Praveen Jaiswal dismisses a series of popular but erroneous beliefs about oil

Arthur M. Schlesinger Jnr observed that “science and technology revolutionise
our lives but memory, tradition and myth frame our response.” And as John F. Kennedy said, “the great enemy of truth is very often not the lie – deliberate, contrived and dishonest – but the myth: persistent, persuasive and unrealistic.”

The same holds true for the oil industry where at times, markets move on the basis of myths, assumptions and the grapevine.

So the time has come to unravel some myths that may represent a litany of lies in the form of statements presented as facts to sway opinion while some are simply points of view quoted uncritically – including published statements, which at times demonstrate a lack of research or an understanding of oil economics.

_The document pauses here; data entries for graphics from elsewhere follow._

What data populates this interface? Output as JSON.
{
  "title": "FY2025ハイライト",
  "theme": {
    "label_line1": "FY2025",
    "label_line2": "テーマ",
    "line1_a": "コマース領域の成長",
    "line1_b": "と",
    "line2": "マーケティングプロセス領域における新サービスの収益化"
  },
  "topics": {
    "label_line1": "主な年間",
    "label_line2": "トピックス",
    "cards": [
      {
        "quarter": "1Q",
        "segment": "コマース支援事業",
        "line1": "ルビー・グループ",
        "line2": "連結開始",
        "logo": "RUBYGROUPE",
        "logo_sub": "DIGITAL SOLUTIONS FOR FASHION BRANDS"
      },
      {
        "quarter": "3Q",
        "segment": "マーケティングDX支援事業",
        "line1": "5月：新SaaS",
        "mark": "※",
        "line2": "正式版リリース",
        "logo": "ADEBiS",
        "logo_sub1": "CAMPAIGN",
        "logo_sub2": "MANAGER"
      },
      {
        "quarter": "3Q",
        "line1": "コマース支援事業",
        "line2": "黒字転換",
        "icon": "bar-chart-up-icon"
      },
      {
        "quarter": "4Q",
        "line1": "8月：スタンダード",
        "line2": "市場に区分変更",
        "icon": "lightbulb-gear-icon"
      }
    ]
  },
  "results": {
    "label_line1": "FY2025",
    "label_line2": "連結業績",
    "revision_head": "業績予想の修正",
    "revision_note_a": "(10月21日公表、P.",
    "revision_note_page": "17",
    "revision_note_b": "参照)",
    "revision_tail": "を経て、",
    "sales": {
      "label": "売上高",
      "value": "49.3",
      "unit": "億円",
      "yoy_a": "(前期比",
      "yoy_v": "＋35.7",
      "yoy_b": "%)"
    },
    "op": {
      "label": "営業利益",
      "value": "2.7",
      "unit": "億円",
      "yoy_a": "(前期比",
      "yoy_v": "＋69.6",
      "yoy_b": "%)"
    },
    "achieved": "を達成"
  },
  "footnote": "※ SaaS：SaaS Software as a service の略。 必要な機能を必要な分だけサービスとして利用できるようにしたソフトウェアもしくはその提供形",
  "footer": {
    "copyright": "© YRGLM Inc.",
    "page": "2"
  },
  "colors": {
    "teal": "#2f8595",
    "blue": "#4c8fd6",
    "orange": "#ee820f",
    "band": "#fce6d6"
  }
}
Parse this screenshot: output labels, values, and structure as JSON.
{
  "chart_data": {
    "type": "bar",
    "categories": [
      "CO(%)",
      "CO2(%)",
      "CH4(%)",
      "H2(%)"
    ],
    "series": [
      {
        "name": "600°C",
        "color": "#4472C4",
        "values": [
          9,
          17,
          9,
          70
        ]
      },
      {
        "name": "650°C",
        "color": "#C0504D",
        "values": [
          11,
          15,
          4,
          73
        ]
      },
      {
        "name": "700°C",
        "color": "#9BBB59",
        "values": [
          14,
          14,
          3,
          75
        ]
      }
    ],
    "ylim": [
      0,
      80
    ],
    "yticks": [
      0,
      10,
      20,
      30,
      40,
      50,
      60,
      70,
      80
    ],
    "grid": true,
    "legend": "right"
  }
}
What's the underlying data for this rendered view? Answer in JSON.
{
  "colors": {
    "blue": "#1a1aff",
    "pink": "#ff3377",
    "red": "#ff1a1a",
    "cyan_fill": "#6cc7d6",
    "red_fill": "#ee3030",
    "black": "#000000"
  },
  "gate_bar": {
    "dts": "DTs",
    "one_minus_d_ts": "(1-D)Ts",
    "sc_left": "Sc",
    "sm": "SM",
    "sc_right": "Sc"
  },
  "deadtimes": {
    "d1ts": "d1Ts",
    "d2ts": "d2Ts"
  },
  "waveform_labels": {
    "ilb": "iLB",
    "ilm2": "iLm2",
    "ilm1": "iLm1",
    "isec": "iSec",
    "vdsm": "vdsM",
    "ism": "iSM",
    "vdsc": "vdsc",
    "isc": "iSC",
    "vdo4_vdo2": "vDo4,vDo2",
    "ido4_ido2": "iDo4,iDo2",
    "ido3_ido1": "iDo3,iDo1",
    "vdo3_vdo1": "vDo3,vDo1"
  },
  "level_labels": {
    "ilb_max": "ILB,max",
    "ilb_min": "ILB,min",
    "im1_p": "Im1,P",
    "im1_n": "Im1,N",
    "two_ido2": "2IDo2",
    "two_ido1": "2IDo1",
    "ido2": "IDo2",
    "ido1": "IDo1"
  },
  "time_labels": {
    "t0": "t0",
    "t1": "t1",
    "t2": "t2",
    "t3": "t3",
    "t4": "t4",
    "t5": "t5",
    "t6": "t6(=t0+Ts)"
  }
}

Since the 1970s energy crisis, many myths about the oil industry have developed in political and media circles. Almost all literature on oil markets use words such as ‘collapse,’ ‘crash,’ ‘surge’ or ‘explosion’ to seek attention. However, significant events such as these are rare.

Market movements are founded on logic based on macroeconomic clues. The oil market has come to be defined by several narratives over the past several years – market rebalancing, OPEC versus shale, Russia’s relationship with OPEC, OPEC’s conformity with production cuts and shale’s resilience vis-à-vis lower prices. But these frameworks create a narrow ideology and propagate myths that must be dispelled.

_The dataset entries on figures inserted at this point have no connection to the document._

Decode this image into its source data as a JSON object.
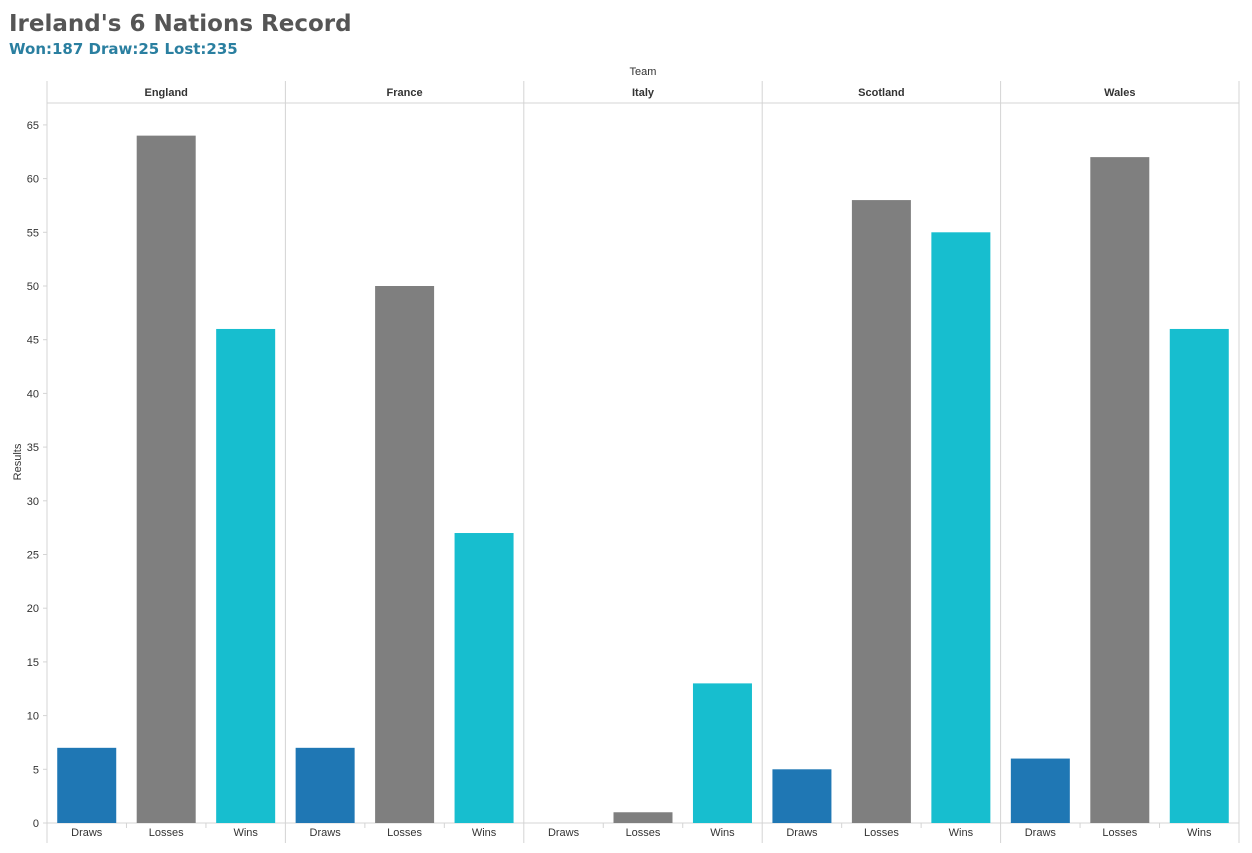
{
  "header": {
    "title": "Ireland's 6 Nations Record",
    "subtitle": "Won:187 Draw:25 Lost:235"
  },
  "colors": {
    "Draws": "#1f77b4",
    "Losses": "#7f7f7f",
    "Wins": "#17becf",
    "text": "#333333",
    "grid": "#d4d4d4"
  },
  "chart_data": {
    "type": "bar",
    "title": "Ireland's 6 Nations Record",
    "subtitle": "Won:187 Draw:25 Lost:235",
    "column_header": "Team",
    "ylabel": "Results",
    "ylim": [
      0,
      67
    ],
    "yticks": [
      0,
      5,
      10,
      15,
      20,
      25,
      30,
      35,
      40,
      45,
      50,
      55,
      60,
      65
    ],
    "categories": [
      "Draws",
      "Losses",
      "Wins"
    ],
    "panels": [
      {
        "team": "England",
        "values": [
          7,
          64,
          46
        ]
      },
      {
        "team": "France",
        "values": [
          7,
          50,
          27
        ]
      },
      {
        "team": "Italy",
        "values": [
          0,
          1,
          13
        ]
      },
      {
        "team": "Scotland",
        "values": [
          5,
          58,
          55
        ]
      },
      {
        "team": "Wales",
        "values": [
          6,
          62,
          46
        ]
      }
    ],
    "grid": false,
    "legend": "none"
  }
}
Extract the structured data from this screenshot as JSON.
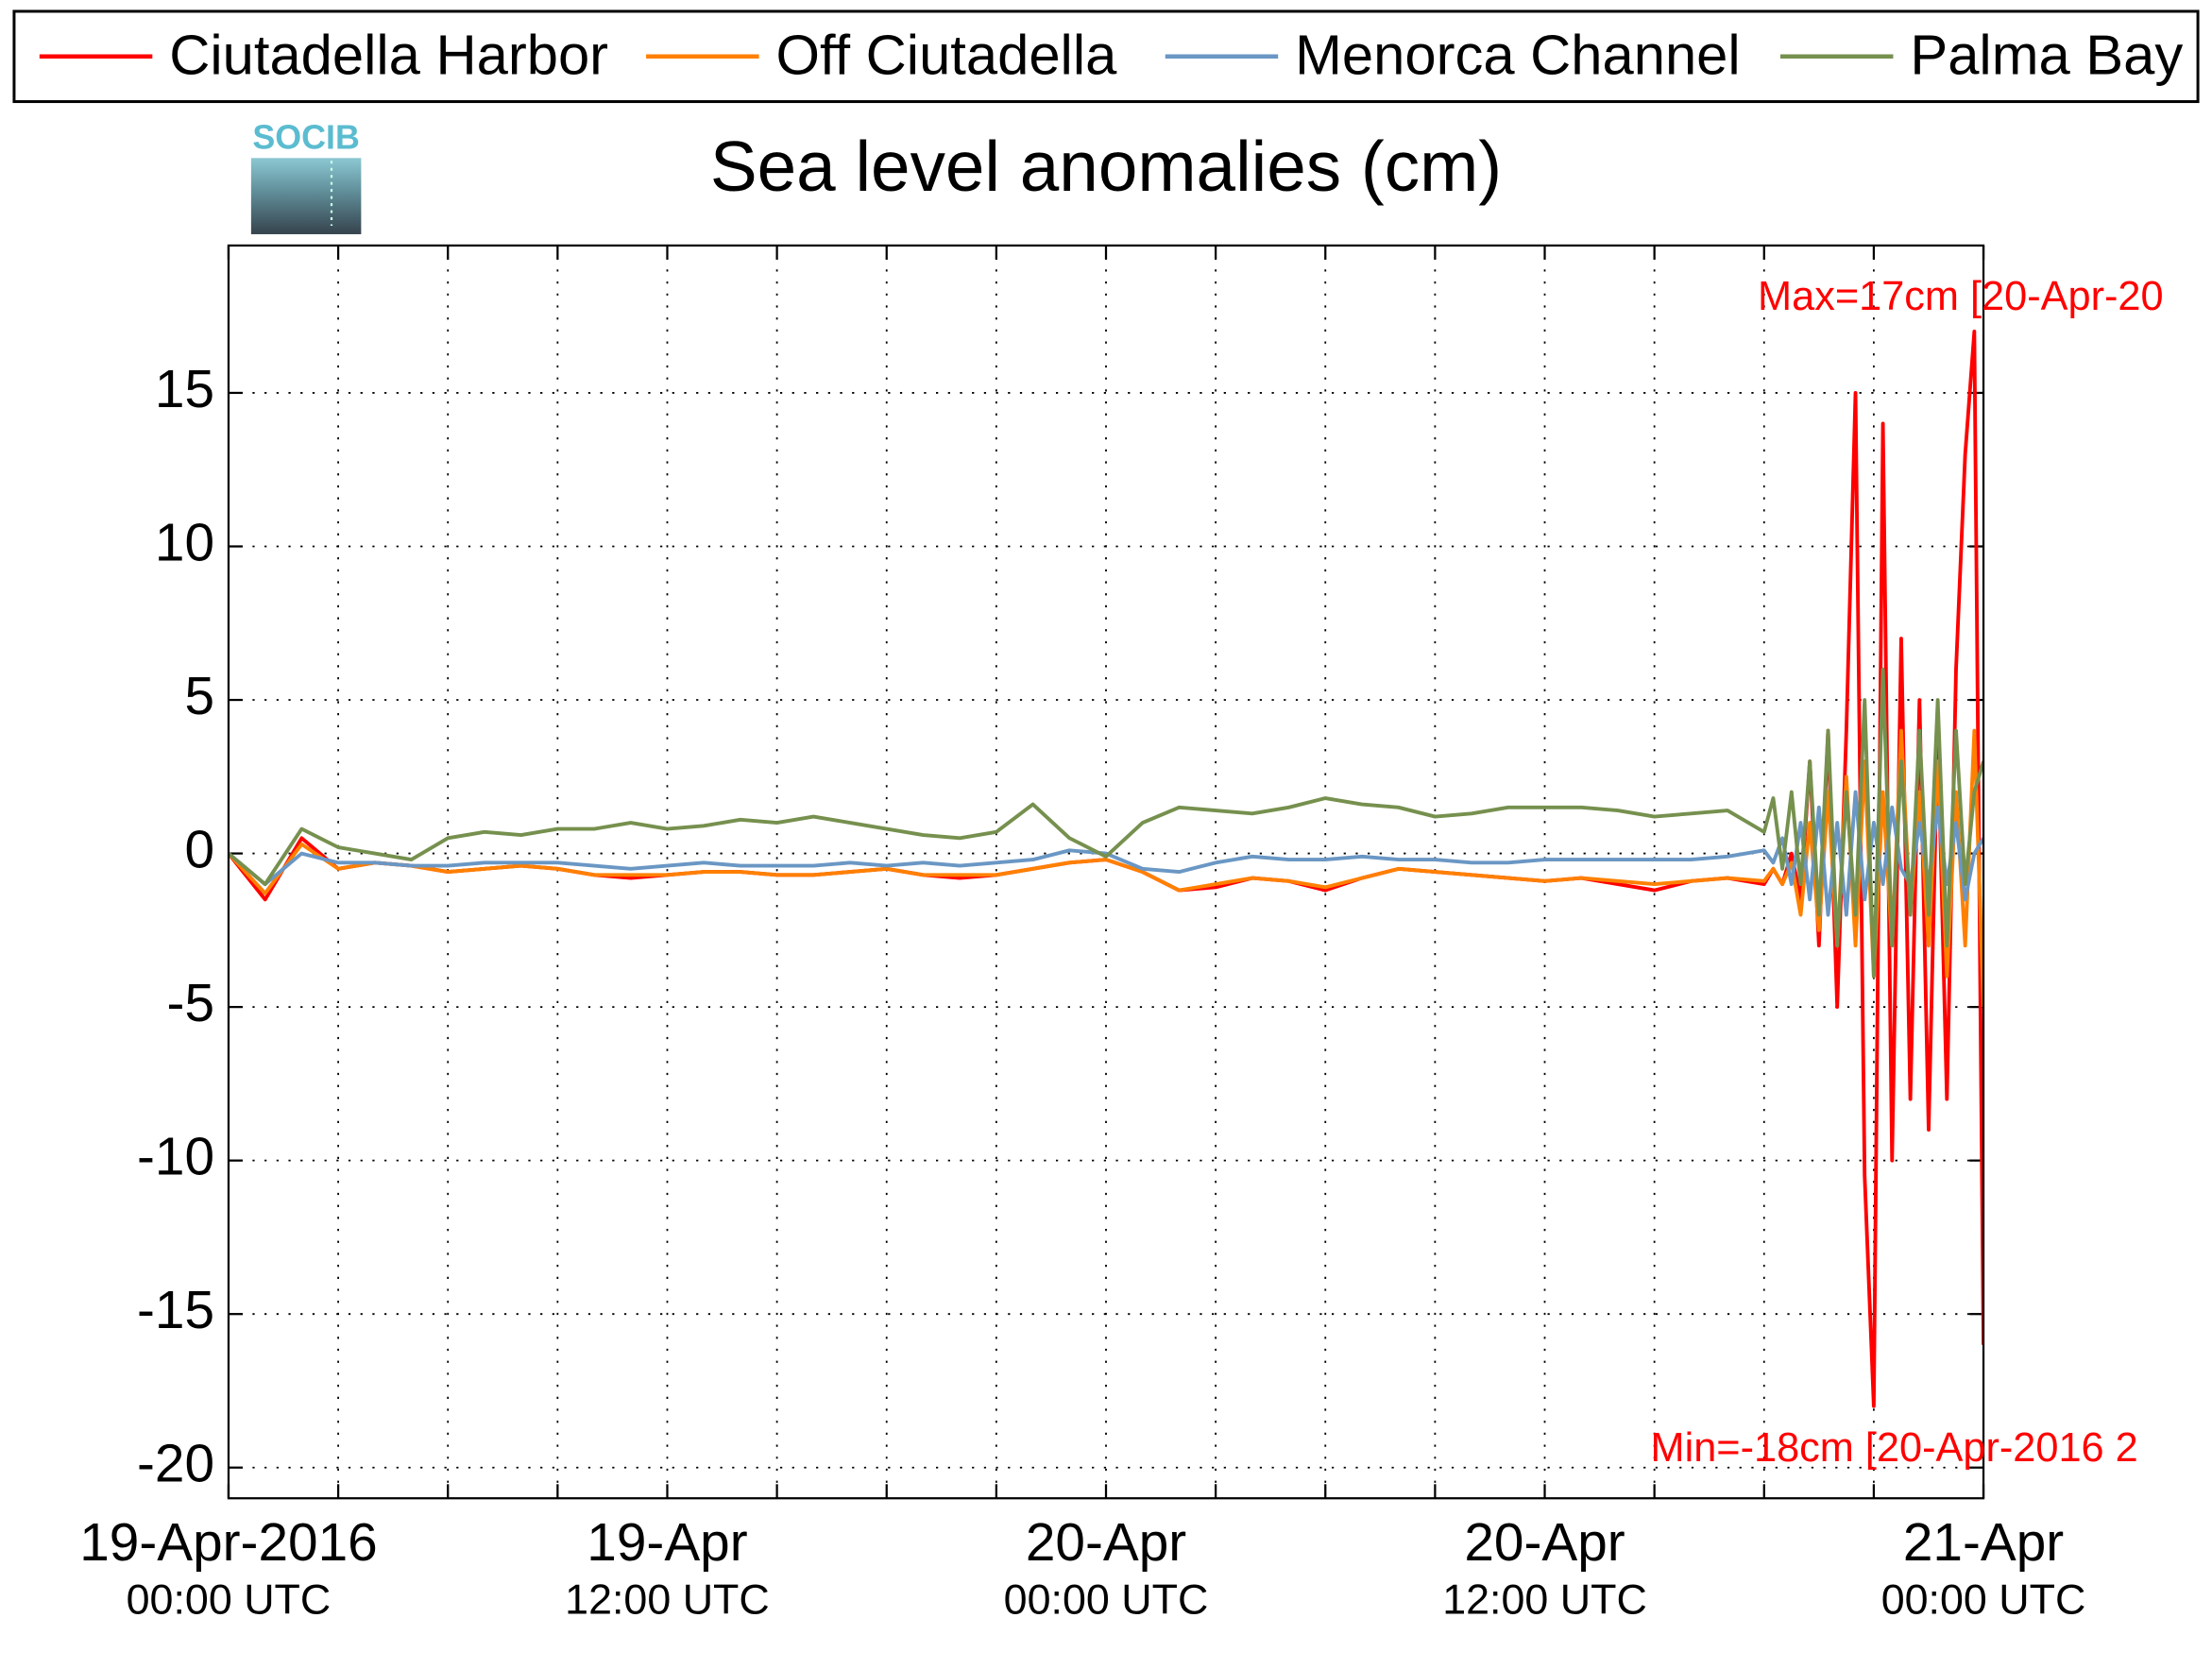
{
  "chart_data": {
    "type": "line",
    "title": "Sea level anomalies (cm)",
    "logo": "SOCIB",
    "legend": "top",
    "grid": true,
    "xlim": [
      0,
      48
    ],
    "xticks": [
      {
        "value": 0,
        "label": "19-Apr-2016",
        "sublabel": "00:00 UTC"
      },
      {
        "value": 12,
        "label": "19-Apr",
        "sublabel": "12:00 UTC"
      },
      {
        "value": 24,
        "label": "20-Apr",
        "sublabel": "00:00 UTC"
      },
      {
        "value": 36,
        "label": "20-Apr",
        "sublabel": "12:00 UTC"
      },
      {
        "value": 48,
        "label": "21-Apr",
        "sublabel": "00:00 UTC"
      }
    ],
    "xminor_ticks": [
      3,
      6,
      9,
      15,
      18,
      21,
      27,
      30,
      33,
      39,
      42,
      45
    ],
    "ylim": [
      -21,
      19.8
    ],
    "yticks": [
      -20,
      -15,
      -10,
      -5,
      0,
      5,
      10,
      15
    ],
    "annotations": [
      {
        "text": "Max=17cm [20-Apr-20",
        "color": "#ff0000"
      },
      {
        "text": "Min=-18cm [20-Apr-2016 2",
        "color": "#ff0000"
      }
    ],
    "x": [
      0,
      1,
      2,
      3,
      4,
      5,
      6,
      7,
      8,
      9,
      10,
      11,
      12,
      13,
      14,
      15,
      16,
      17,
      18,
      19,
      20,
      21,
      22,
      23,
      24,
      25,
      26,
      27,
      28,
      29,
      30,
      31,
      32,
      33,
      34,
      35,
      36,
      37,
      38,
      39,
      40,
      41,
      42,
      42.25,
      42.5,
      42.75,
      43,
      43.25,
      43.5,
      43.75,
      44,
      44.25,
      44.5,
      44.75,
      45,
      45.25,
      45.5,
      45.75,
      46,
      46.25,
      46.5,
      46.75,
      47,
      47.25,
      47.5,
      47.75,
      48
    ],
    "series": [
      {
        "name": "Ciutadella Harbor",
        "color": "#ff0000",
        "values": [
          0,
          -1.5,
          0.5,
          -0.5,
          -0.3,
          -0.4,
          -0.6,
          -0.5,
          -0.4,
          -0.5,
          -0.7,
          -0.8,
          -0.7,
          -0.6,
          -0.6,
          -0.7,
          -0.7,
          -0.6,
          -0.5,
          -0.7,
          -0.8,
          -0.7,
          -0.5,
          -0.3,
          -0.2,
          -0.6,
          -1.2,
          -1.1,
          -0.8,
          -0.9,
          -1.2,
          -0.8,
          -0.5,
          -0.6,
          -0.7,
          -0.8,
          -0.9,
          -0.8,
          -1.0,
          -1.2,
          -0.9,
          -0.8,
          -1.0,
          -0.5,
          -1,
          0,
          -1.5,
          3,
          -3,
          4,
          -5,
          4,
          15,
          -10.5,
          -18,
          14,
          -10,
          7,
          -8,
          5,
          -9,
          4,
          -8,
          6,
          13,
          17,
          -16
        ]
      },
      {
        "name": "Off Ciutadella",
        "color": "#ff8000",
        "values": [
          0,
          -1.3,
          0.3,
          -0.5,
          -0.3,
          -0.4,
          -0.6,
          -0.5,
          -0.4,
          -0.5,
          -0.7,
          -0.7,
          -0.7,
          -0.6,
          -0.6,
          -0.7,
          -0.7,
          -0.6,
          -0.5,
          -0.7,
          -0.7,
          -0.7,
          -0.5,
          -0.3,
          -0.2,
          -0.6,
          -1.2,
          -1.0,
          -0.8,
          -0.9,
          -1.1,
          -0.8,
          -0.5,
          -0.6,
          -0.7,
          -0.8,
          -0.9,
          -0.8,
          -0.9,
          -1.0,
          -0.9,
          -0.8,
          -0.9,
          -0.5,
          -1,
          -0.3,
          -2,
          1,
          -2.5,
          2,
          -3,
          2.5,
          -3,
          3,
          -4,
          2,
          -3,
          4,
          -2,
          2,
          -3,
          3,
          -4,
          2,
          -3,
          4,
          -5
        ]
      },
      {
        "name": "Menorca Channel",
        "color": "#6a97c4",
        "values": [
          0,
          -1,
          0,
          -0.3,
          -0.3,
          -0.4,
          -0.4,
          -0.3,
          -0.3,
          -0.3,
          -0.4,
          -0.5,
          -0.4,
          -0.3,
          -0.4,
          -0.4,
          -0.4,
          -0.3,
          -0.4,
          -0.3,
          -0.4,
          -0.3,
          -0.2,
          0.1,
          0,
          -0.5,
          -0.6,
          -0.3,
          -0.1,
          -0.2,
          -0.2,
          -0.1,
          -0.2,
          -0.2,
          -0.3,
          -0.3,
          -0.2,
          -0.2,
          -0.2,
          -0.2,
          -0.2,
          -0.1,
          0.1,
          -0.3,
          0.5,
          -1,
          1,
          -1.5,
          1.5,
          -2,
          1,
          -2,
          2,
          -1.5,
          1,
          -1,
          1.5,
          -0.5,
          -1,
          1,
          -1,
          1.5,
          -1,
          1,
          -1.5,
          0,
          0.5
        ]
      },
      {
        "name": "Palma Bay",
        "color": "#76904e",
        "values": [
          0,
          -1,
          0.8,
          0.2,
          0,
          -0.2,
          0.5,
          0.7,
          0.6,
          0.8,
          0.8,
          1.0,
          0.8,
          0.9,
          1.1,
          1.0,
          1.2,
          1.0,
          0.8,
          0.6,
          0.5,
          0.7,
          1.6,
          0.5,
          -0.1,
          1.0,
          1.5,
          1.4,
          1.3,
          1.5,
          1.8,
          1.6,
          1.5,
          1.2,
          1.3,
          1.5,
          1.5,
          1.5,
          1.4,
          1.2,
          1.3,
          1.4,
          0.7,
          1.8,
          -0.5,
          2,
          -1,
          3,
          -2,
          4,
          -3,
          2,
          -2,
          5,
          -4,
          6,
          -3,
          3,
          -2,
          4,
          -2,
          5,
          -3,
          4,
          -1,
          2,
          3
        ]
      }
    ]
  }
}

In general, we’re made to believe that OPEC alone is to blame for price shocks. And the foremost myth clouding oil markets is that OPEC’s exit strategy implies a ‘total exit.’ The idea that oil producing nations that come together and strike a deal to cut production are somehow going to exit the alliance is misleading.

There is usually no such exit from OPEC – rather, a continuation of the grand alliance under amended terms. Decisions are based on broader perspectives of managing the market to create stability and encourage long-term investments in oil.

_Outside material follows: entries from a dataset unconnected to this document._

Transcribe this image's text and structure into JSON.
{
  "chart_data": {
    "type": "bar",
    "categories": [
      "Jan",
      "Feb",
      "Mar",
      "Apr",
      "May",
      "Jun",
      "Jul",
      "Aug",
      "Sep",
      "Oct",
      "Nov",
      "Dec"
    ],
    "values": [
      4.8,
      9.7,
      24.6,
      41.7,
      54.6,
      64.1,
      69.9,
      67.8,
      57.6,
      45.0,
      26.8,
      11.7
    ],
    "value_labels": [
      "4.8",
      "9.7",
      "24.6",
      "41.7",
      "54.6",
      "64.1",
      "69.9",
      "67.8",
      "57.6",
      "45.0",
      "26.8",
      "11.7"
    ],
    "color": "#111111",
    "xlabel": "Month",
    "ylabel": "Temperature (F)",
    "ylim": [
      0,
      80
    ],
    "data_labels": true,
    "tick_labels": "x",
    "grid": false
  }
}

Another myth is that OPEC’s top priority is market rebalancing. Market rebalancing may be the measure but a higher price is the goal. The challenge with a price target is that nobody knows what an optimal long-term sustainable price is so the goalpost keeps shifting.

Different price levels create new supply-demand dynamics; and prices are influenced by more than merely underlying fundamentals. There is also the flip side risk of OPEC tightening its reins too much. Saudi Arabia’s Minister of Energy, Industry and Mineral Resources Khalid Al-Falih has admitted that OPEC may need a more concrete goal and that when it alters its market management strategy, it may well coincide with a new long-term target.

The myth that Russia will end its alliance with OPEC also haunts consumer consciousness at times. However, Russia arguably needs the revenue it accrues from oil sales. Although it is worried about losing market share, budgetary needs force it to come on board OPEC and support higher prices.

Many believe that the battleground is OPEC versus US shale oil and that the former’s foremost mission is to stop the shale train. However, the real target for OPEC is healthy prices to meet its respective member nations’ budgetary needs.

Another myth surrounding oil markets is that US shale is resilient, and has come up with technological innovations in drilling to bring down costs and adapted to a lower price environment. The reality is far from this. According to the Energy Information Administration, the rig efficiency of shale wells (after peaking in 2016) is on the decline. Investors also desire a return on capital and would welcome higher oil prices so their value is maximised.

There are factors causing major unforeseen events and disrupting supply. All else being equal, major movements in the price of oil are caused by the most basic driver of price for any commodity – the balance between supply and demand.

Every increase in demand and attempt to cut supply is being countered by conservative measures that support an outlook of economic growth. Innovations in fuel cells and electric vehicles, and drastically lower solar and wind power costs will certainly pose challenges to the oil industry, forcing OPEC to establish a more cohesive and sustainable price structure.

The biggest myth shrouding the industry is the philosophy that oil is a limited resource and will soon be exhausted. While this is true to some extent, the larger truth is that there’s a lot more oil than one thinks there is. If there’s a free market in energy enabling prices to rise and fall in line with supply and demand, combined with the constant evolution of extraction methods, oil will last until such time as humankind needs it.

Indeed, the oil industry has a vibrant history. Some of the myths were once true but it is now a mature, global, competitive, commodity based and capital intensive industry. It is a challenging but important business that doesn’t deserve sympathy but demands a realistic understanding.